Le vote pour ou contre un amendement à la Constitution de l’Etat du Kansas sur le droit à l’avortement était particulièrement attendu et scruté dans la mesure où c’était le premier scrutin organisé dans un Etat depuis l’arrêt de la Cour Suprême Dobbs, State Health Officer of the Mississippi Department of Health, et al. v. Jackson Women’s Health Organization et al. Cet arrêt qui invalide l’arrêt Roe v. Wade de 1973 dit en substance que l’avortement n’est pas un droit inscrit dans la Constitution et qu’il revient au Congrès des Etats de légiférer sur le droit à l’IVG. Et c’est précisément ce qui était en jeu ce premier mardi d’août.
D’abord en mettant le vote sur cet amendement, au début du mois d’août, le même jour que les primaires pour les élections de mi-mandat. Misant ainsi sur une faible participation des électeurs les plus radicaux, ce qui est le cas en général pour les primaires. Ensuite en rédigeant un texte obscur et très confus dans lequel voter « Oui » était en fait la remise en cause du droit à l’avortement (voir ci-dessous). D’ailleurs, juste avant l’élection le comité d’action politique Do Right PAC dirigé par l’ex-congressman républicain Tim Huelskamp du Kansas a diffusé un message sur les téléphones portables pour ajouter un peu plus à cette confusion. Le texte du message indiquait que si la mesure était approuvé, il garantissait la liberté de choix alors qu’en fait il permettait aux deux chambres de l’état de rendre illégal l’avortement : « Women in KS are losing their choice on reproductive rights » prévenait le message. « Voting YES on the Amendment will give women a choice. Vote YES to protect women’s health ».

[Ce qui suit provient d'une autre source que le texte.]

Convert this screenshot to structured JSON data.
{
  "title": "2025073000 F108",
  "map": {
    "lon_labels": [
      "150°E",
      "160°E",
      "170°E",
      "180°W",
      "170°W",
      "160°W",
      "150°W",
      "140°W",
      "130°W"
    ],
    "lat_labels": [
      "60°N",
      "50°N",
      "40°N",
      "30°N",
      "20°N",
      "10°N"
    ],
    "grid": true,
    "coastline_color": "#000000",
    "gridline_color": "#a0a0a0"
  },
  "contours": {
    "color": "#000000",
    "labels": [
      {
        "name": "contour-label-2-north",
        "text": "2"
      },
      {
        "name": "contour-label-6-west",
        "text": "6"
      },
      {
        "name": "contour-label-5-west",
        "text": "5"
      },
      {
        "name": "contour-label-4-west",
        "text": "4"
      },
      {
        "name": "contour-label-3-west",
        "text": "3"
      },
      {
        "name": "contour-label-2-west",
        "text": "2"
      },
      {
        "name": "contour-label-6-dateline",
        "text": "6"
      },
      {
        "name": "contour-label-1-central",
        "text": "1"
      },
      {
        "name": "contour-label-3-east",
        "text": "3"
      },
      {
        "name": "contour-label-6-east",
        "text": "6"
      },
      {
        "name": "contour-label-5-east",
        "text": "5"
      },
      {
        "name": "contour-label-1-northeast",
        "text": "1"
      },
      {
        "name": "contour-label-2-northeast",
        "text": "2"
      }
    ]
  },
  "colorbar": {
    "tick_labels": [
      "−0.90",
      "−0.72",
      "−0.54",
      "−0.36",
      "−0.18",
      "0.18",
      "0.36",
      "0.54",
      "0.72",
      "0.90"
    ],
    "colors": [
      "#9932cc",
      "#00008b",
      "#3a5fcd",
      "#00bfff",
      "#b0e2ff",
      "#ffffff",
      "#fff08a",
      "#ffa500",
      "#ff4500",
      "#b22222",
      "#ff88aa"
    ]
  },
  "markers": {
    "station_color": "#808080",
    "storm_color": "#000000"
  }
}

A une très grande majorité, contrairement à ce que les sondages avaient prévu, les habitants du Kansas, pourtant un Etat largement républicain (aux dernières élections présidentielles, Donald Trump avait un avantage de 14 points), ont voté clairement contre cet amendement qui entendait remettre en cause le droit à l’avortement et donc se sont prononcé pour le droit à l’IVG. Et pourtant les républicains qui ont la majorité dans les deux chambres ont fait tout ce qu’il fallait pour susciter de la confusion et obtenir ce qu’ils souhaitaient : supprimer le droit à l’avortement.
Tim Huelskamp a fait appel à Alliance Forge, une entreprise basée dans le Nevada, spécialisée dans la communication pour la diffusion du message. Cette dernière a loué une base de données à la société Twilio, une société basée à San Francisco et spécialisée dans la communication. Les numéros de téléphones portables ont été effacés lundi soir après l’opération mais selon Cris Paden, porte-parole de Twilio, a indiqué qu’Alliance Forge n’avait pas respecté le règlement de l’entreprise interdisant la diffusion de désinformation. De son côté, le CEO d’Alliance Forge a indiqué qu’il n’avait pas consulté le contenu mais s’était contenté de l’aspect technique de l’opération (une bataille juridique en perspective ?).
Le Washington Post révèle que la gouverneure de l’Etat, Kathleen Sebelius, ex-ministre de la Santé sous Barack Obama, avait reçu ce message.
Le résultat de ce référendum montre que le sujet du droit à l’IVG mobilise largement les deux camps et qu’il sera très présent lors des élections de mi-mandat. Fort de l’appui de la très conservatrice Cour Suprême, les républicains pensaient qu’ils pouvaient prendre des mesures très radicales pour interdire l’avortement. Cela même alors qu’une majorité d’Américains est favorable au droit à l’IVG sous certaines conditions (en cas de viol, d’inceste, lorsque la vie de la mère est en danger, avant 15 semaines…). La question divise même fortement les républicains. Le magazine The Bulwark propose un petit calcul qui démontre la proposition. Au Kansas, les électeurs affiliés au parti républicain sont deux fois plus nombreux que les électeurs affiliés au parti démocrate. Et les premiers votent en général plus lors des primaires. Le nombre de votants dans les primaires républicaines a été de 475 000 contre 275 000 pour les primaires démocrates (le vote sur l’amendement s’effectuait dans le cadre des primaires). Plus de 900 000 ont voté sur la question liée à l’avortement. A supposer que les démocrates aient tous voté contre la remise en cause du droit à l’avortement, cela ne représente que la moitié des votes en faveur de ce droit. Il faut donc aller en chercher un peu plus de la moitié chez les républicains. Ce n’est donc pas seulement un coup de semonce lancé par la gauche ou le centre-gauche, mais aussi un avertissement que les électeurs républicains sont divisés sur cette question qui aura une forte incidence sur les élections de mi-mandat. C’est également un avertissement pour les autres Etats qui pourraient se lancer dans des initiatives comparables.